Listening to the song, I realized that it was neither my mother nor my Tante Atie who had given all the mother-and-daughter motifs to all the stories they told and all the songs they sang. It was something that was essentially Haitian. Somehow, early on, our song makers and tale weavers had decided that we were all daughters of this land. (35.230)
Danticat wants us to understand that she's not just artificially stacking the odds in the favor of female characters in her book. She's got a deeper reason for doing so. In the folktales that Sophie recalls and the stories told by the women in her family, the characters and motifs are decidedly feminine. Danticat claims that this is because all Haitians are daughters of the land. Perhaps it is also because the experience of the women in this work sums up the human condition so well: complex and difficult, filled with beauty, terror, and a deep, longing sadness for freedom.

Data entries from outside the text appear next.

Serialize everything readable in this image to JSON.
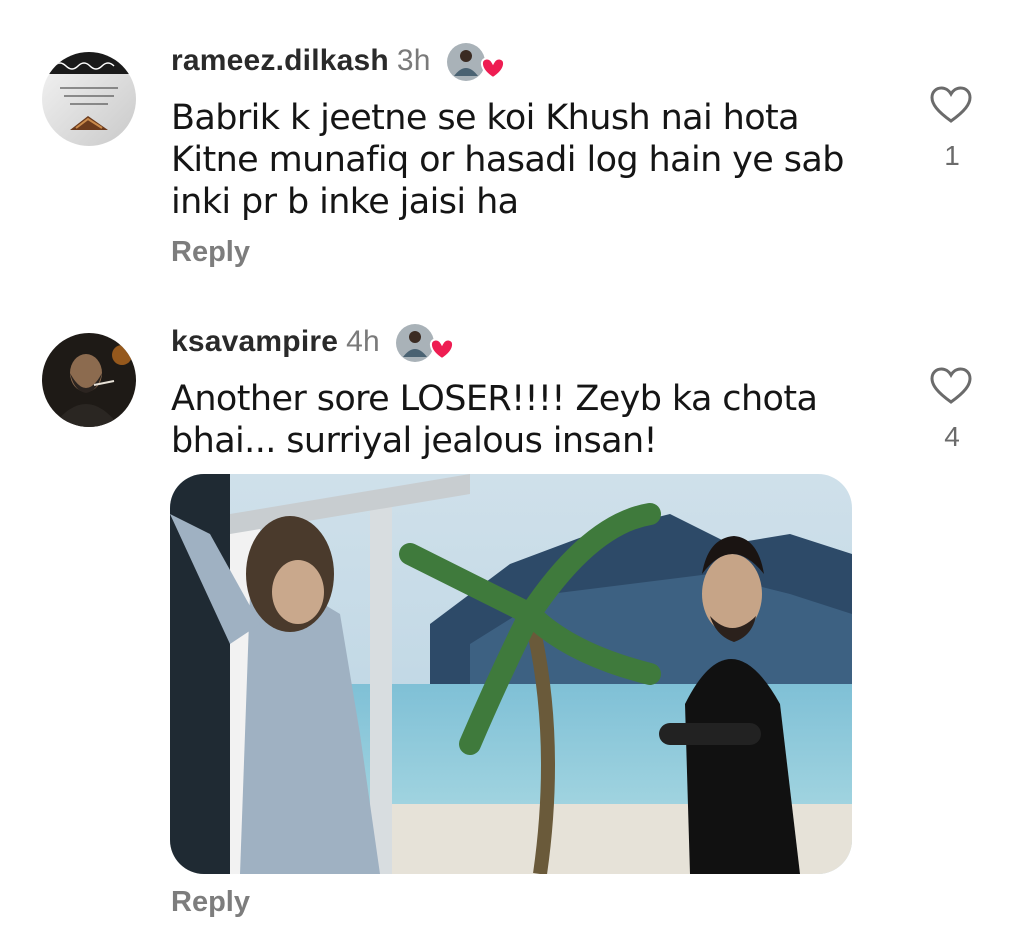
{
  "comments": [
    {
      "username": "rameez.dilkash",
      "time": "3h",
      "text": "Babrik k jeetne se koi Khush nai hota\nKitne munafiq or hasadi log hain ye sab\ninki pr b inke jaisi ha",
      "like_count": "1",
      "reply_label": "Reply",
      "avatar_icon": "quran-calligraphy-avatar",
      "liked_by_creator_icon": "creator-heart-badge"
    },
    {
      "username": "ksavampire",
      "time": "4h",
      "text": "Another sore LOSER!!!! Zeyb ka chota\nbhai... surriyal jealous insan!",
      "like_count": "4",
      "reply_label": "Reply",
      "avatar_icon": "man-smoking-avatar",
      "liked_by_creator_icon": "creator-heart-badge",
      "media": "video-still-beach-set"
    }
  ],
  "colors": {
    "heart_red": "#ee1d52",
    "muted_text": "#7d7d7d",
    "text": "#151515"
  }
}
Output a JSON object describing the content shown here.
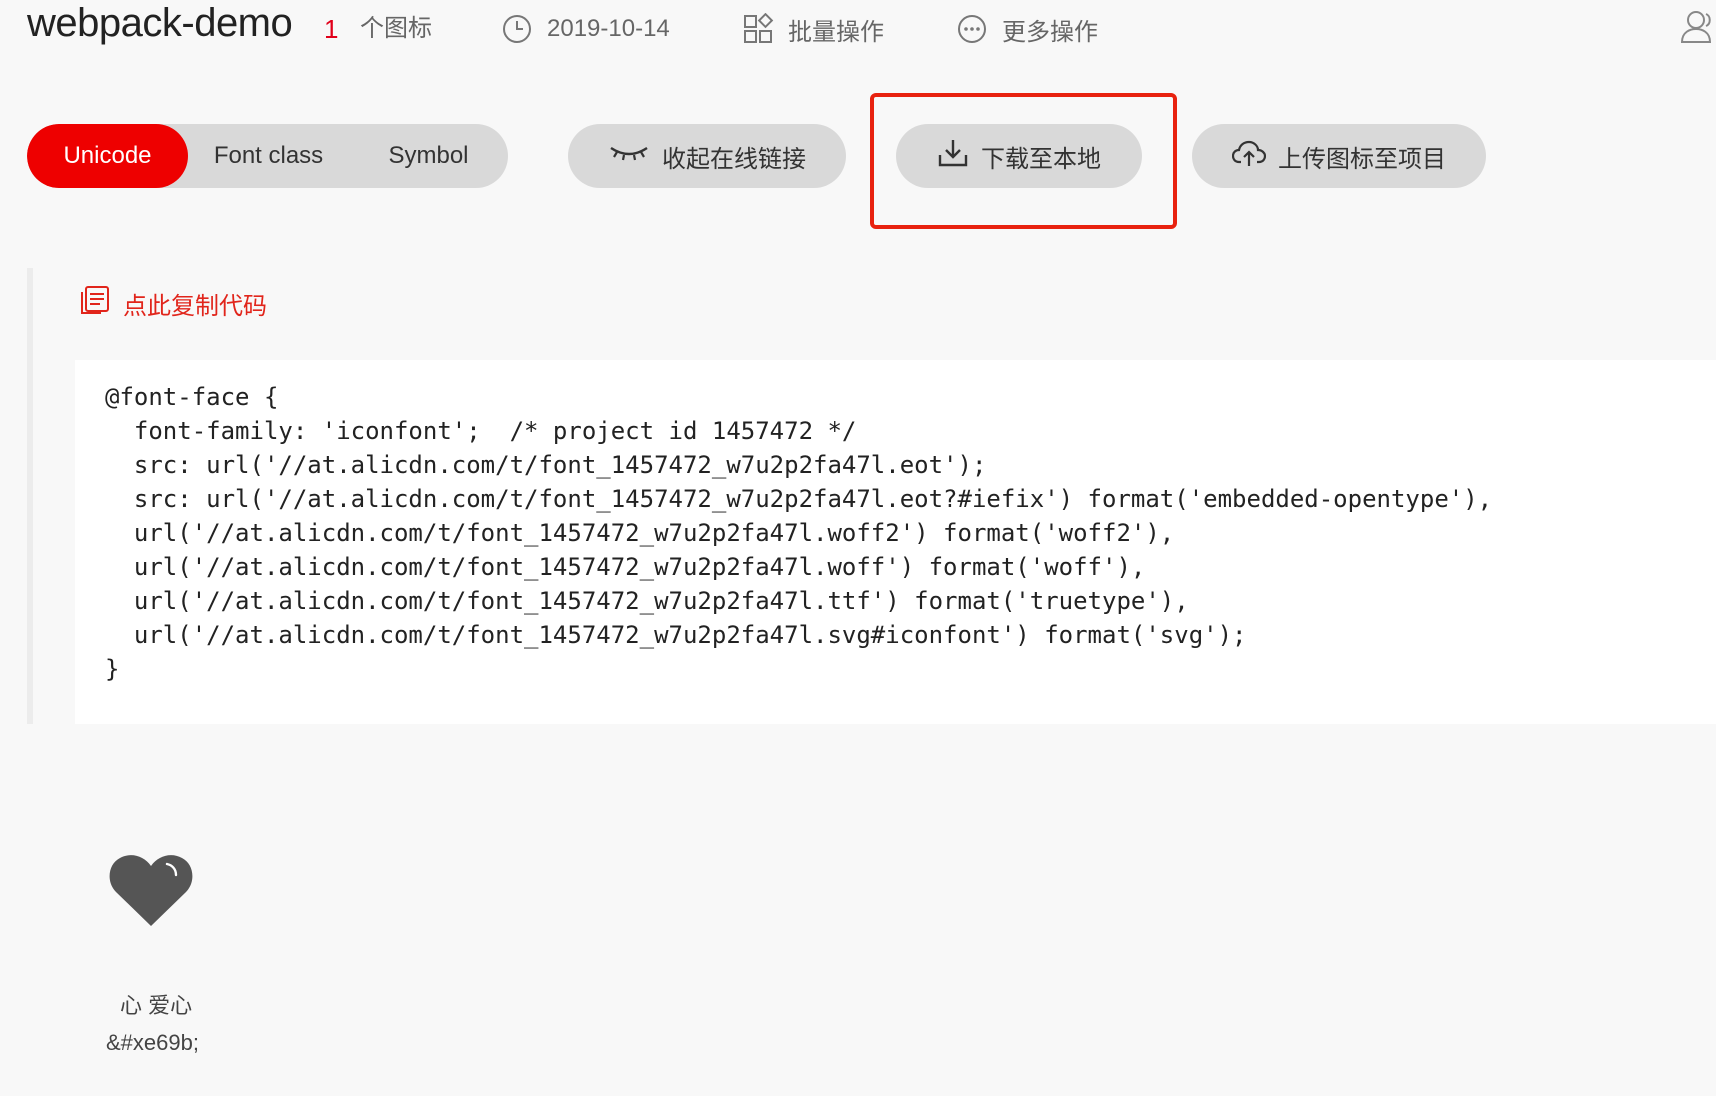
{
  "header": {
    "project_title": "webpack-demo",
    "icon_count": "1",
    "icon_count_label": "个图标",
    "date": "2019-10-14",
    "batch_label": "批量操作",
    "more_label": "更多操作"
  },
  "tabs": [
    {
      "label": "Unicode",
      "active": true
    },
    {
      "label": "Font class",
      "active": false
    },
    {
      "label": "Symbol",
      "active": false
    }
  ],
  "actions": {
    "collapse_label": "收起在线链接",
    "download_label": "下载至本地",
    "upload_label": "上传图标至项目"
  },
  "code_panel": {
    "copy_label": "点此复制代码",
    "code": "@font-face {\n  font-family: 'iconfont';  /* project id 1457472 */\n  src: url('//at.alicdn.com/t/font_1457472_w7u2p2fa47l.eot');\n  src: url('//at.alicdn.com/t/font_1457472_w7u2p2fa47l.eot?#iefix') format('embedded-opentype'),\n  url('//at.alicdn.com/t/font_1457472_w7u2p2fa47l.woff2') format('woff2'),\n  url('//at.alicdn.com/t/font_1457472_w7u2p2fa47l.woff') format('woff'),\n  url('//at.alicdn.com/t/font_1457472_w7u2p2fa47l.ttf') format('truetype'),\n  url('//at.alicdn.com/t/font_1457472_w7u2p2fa47l.svg#iconfont') format('svg');\n}"
  },
  "icons": [
    {
      "name": "心 爱心",
      "code": "&#xe69b;",
      "glyph": "heart-icon"
    }
  ],
  "colors": {
    "accent": "#ee0000",
    "highlight": "#e8220f",
    "pill_bg": "#d9d9d9",
    "page_bg": "#f8f8f8"
  }
}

I come from a place where breath, eyes, and memory are one, a place from which you carry your past like the hair on your head. (35.234)
These are Sophie's concluding words, as she tries to reconcile herself to the loss of her mother and to confront the terror of the past. She understands that Haiti is an integral part of who she is because of what she has experienced there herself and what she has inherited from her mother through stories and secondary memories. Sophie can't escape any of it—the good or the bad—since it is a visceral part of her. It's quite literally in her DNA, a basic part of her identity that she can't shed and will live with every day of her life.